Link: https://cashmereradio.com/shows/the-weirding-module/
3. Tickle Like Electric Shock / The Yerkish Poems, 2022
Audition No.1, Composite, Melbourne Australia, 2022
Graw Böckler Garage, Berlin, 2022
Jumbo Receiver, Berlin, 2022
Told through a set of graphic poems in the visual language Yerkish, this lecture performance details the true story of a 35 year long linguistic experiment to communicate with chimpanzees and bonobos. Funny and tragic by turns, the performance considers the deep similarities but unsurmountable differences between our ourselves and our primate relatives primates. This research was complimented by a set of printed banners exhibited.

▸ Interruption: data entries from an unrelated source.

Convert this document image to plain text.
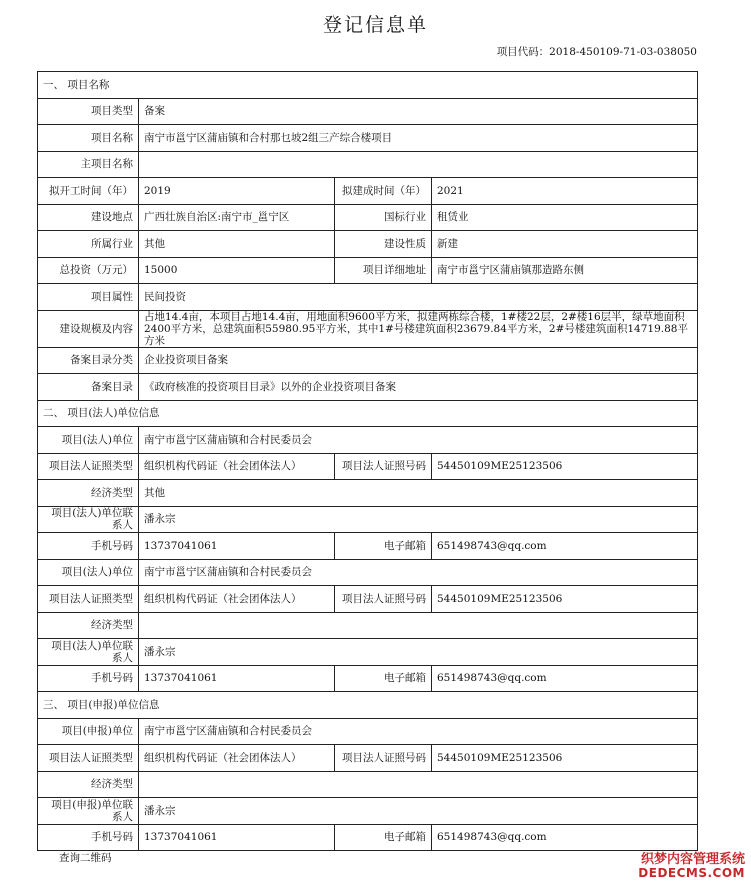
登记信息单
项目代码：2018-450109-71-03-038050
一、 项目名称			
项目类型	备案		
项目名称	南宁市邕宁区蒲庙镇和合村那乜坡2组三产综合楼项目		
主项目名称			
拟开工时间（年）	2019	拟建成时间（年）	2021
建设地点	广西壮族自治区:南宁市_邕宁区	国标行业	租赁业
所属行业	其他	建设性质	新建
总投资（万元）	15000	项目详细地址	南宁市邕宁区蒲庙镇那造路东侧
项目属性	民间投资		
建设规模及内容	占地14.4亩，本项目占地14.4亩，用地面积9600平方米，拟建两栋综合楼，1#楼22层，2#楼16层半，绿草地面积2400平方米，总建筑面积55980.95平方米，其中1#号楼建筑面积23679.84平方米，2#号楼建筑面积14719.88平方米		
备案目录分类	企业投资项目备案		
备案目录	《政府核准的投资项目目录》以外的企业投资项目备案		
二、 项目(法人)单位信息			
项目(法人)单位	南宁市邕宁区蒲庙镇和合村民委员会		
项目法人证照类型	组织机构代码证（社会团体法人）	项目法人证照号码	54450109ME25123506
经济类型	其他		
项目(法人)单位联系人	潘永宗		
手机号码	13737041061	电子邮箱	651498743@qq.com
项目(法人)单位	南宁市邕宁区蒲庙镇和合村民委员会		
项目法人证照类型	组织机构代码证（社会团体法人）	项目法人证照号码	54450109ME25123506
经济类型			
项目(法人)单位联系人	潘永宗		
手机号码	13737041061	电子邮箱	651498743@qq.com
三、 项目(申报)单位信息			
项目(申报)单位	南宁市邕宁区蒲庙镇和合村民委员会		
项目法人证照类型	组织机构代码证（社会团体法人）	项目法人证照号码	54450109ME25123506
经济类型			
项目(申报)单位联系人	潘永宗		
手机号码	13737041061	电子邮箱	651498743@qq.com
查询二维码	织梦内容管理系统
DEDECMS.COM
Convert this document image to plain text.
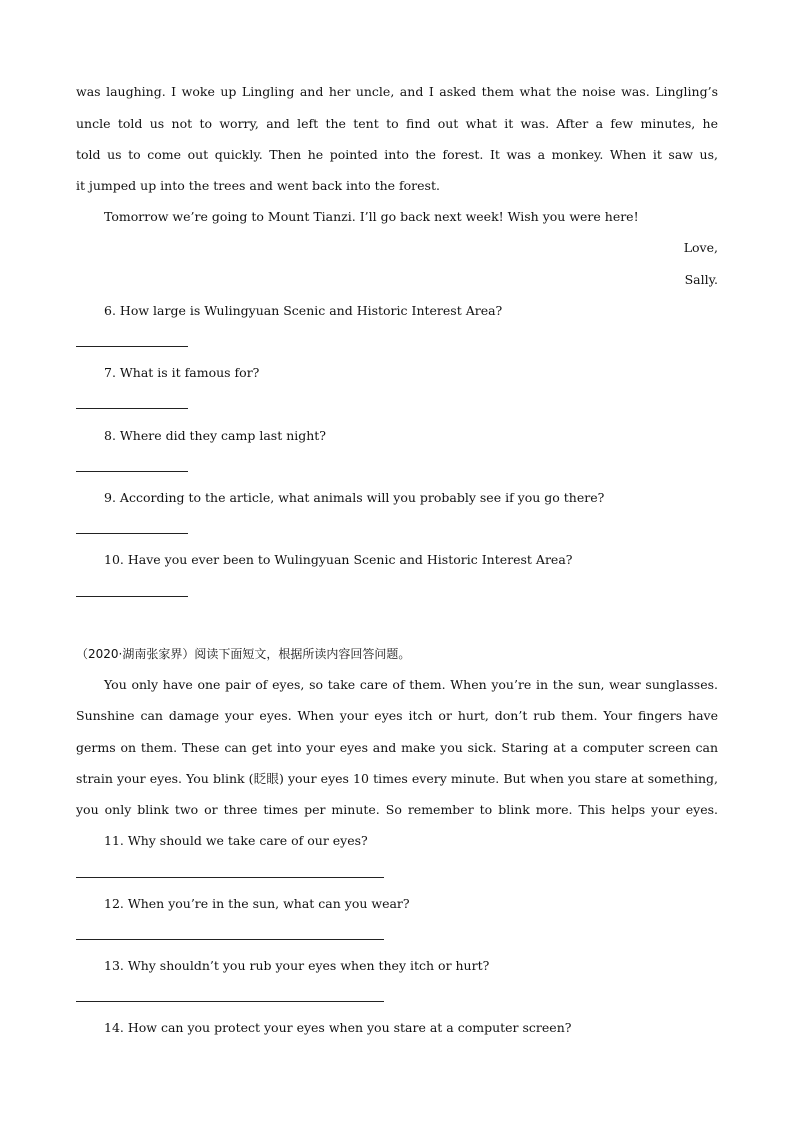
was laughing. I woke up Lingling and her uncle, and I asked them what the noise was. Lingling’s
uncle told us not to worry, and left the tent to find out what it was. After a few minutes, he
told us to come out quickly. Then he pointed into the forest. It was a monkey. When it saw us,
it jumped up into the trees and went back into the forest.
Tomorrow we’re going to Mount Tianzi. I’ll go back next week! Wish you were here!
Love,
Sally.
6. How large is Wulingyuan Scenic and Historic Interest Area?
7. What is it famous for?
8. Where did they camp last night?
9. According to the article, what animals will you probably see if you go there?
10. Have you ever been to Wulingyuan Scenic and Historic Interest Area?
（2020·湖南张家界）阅读下面短文，根据所读内容回答问题。
You only have one pair of eyes, so take care of them. When you’re in the sun, wear sunglasses.
Sunshine can damage your eyes. When your eyes itch or hurt, don’t rub them. Your fingers have
germs on them. These can get into your eyes and make you sick. Staring at a computer screen can
strain your eyes. You blink (眨眼) your eyes 10 times every minute. But when you stare at something,
you only blink two or three times per minute. So remember to blink more. This helps your eyes.
11. Why should we take care of our eyes?
12. When you’re in the sun, what can you wear?
13. Why shouldn’t you rub your eyes when they itch or hurt?
14. How can you protect your eyes when you stare at a computer screen?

Triptych of three Yerkish poems (Tickle Like Electric Shock, Make the Keyboard Talk and Listen), dye sublimation prints on synthetic silk, 2022
Critical Flicker Frequencies, Haus N Athen, 2019 photo by Amalia Vekri & Untitled, drawing by Nathan Gray, 2019
4. Critical Flicker Frequencies, 2018
CTM Vorspiel, West Germany, Berlin, 2019
Haus N, Athens, 2019
D.O.C. Theatre Paris, 2018, Brzask
National Museum Warsaw, 2018
A performance that meditates on evidence that each animal detects stimuli at a different rate and therefore experiences time at a different speed. These speeds are illustrated using live audio effects to speed up and slow down the voice and to facilitate the feeling that you are popping in and out of different minds, not resting on the human experience but also imagining how the different species may experience each others sense realms.
5. Species of Spaces, 2014
5 Channel HD Video, 10 Channel Audio, 4:58
Commissioned for the 19th Biennale of Sydney, March 2014
Winner 2014 Substation Contemporary Art Prize, Newport, August 2014
Winner 2014 Substation People's Choice Award, Newport, August 2014
Exhibited as part of Pleasure and Reality, National Gallery of Victoria, Melbourne, September 2015
Filmed on Cockatoo Island in Sydney Harbour Species of Spaces is a 5 channel video work that responds to the monumental materiality of the island with small simple gestures and improvised actions that sound the island’s materials and constructions and then cataloguing them. The island and its objects are read as a kind of score, their shapes and abilities suggest actions and these actions are tested against this materiality, the resulting resonances create an experiential mapping of the varied spaces of the disused ship yard.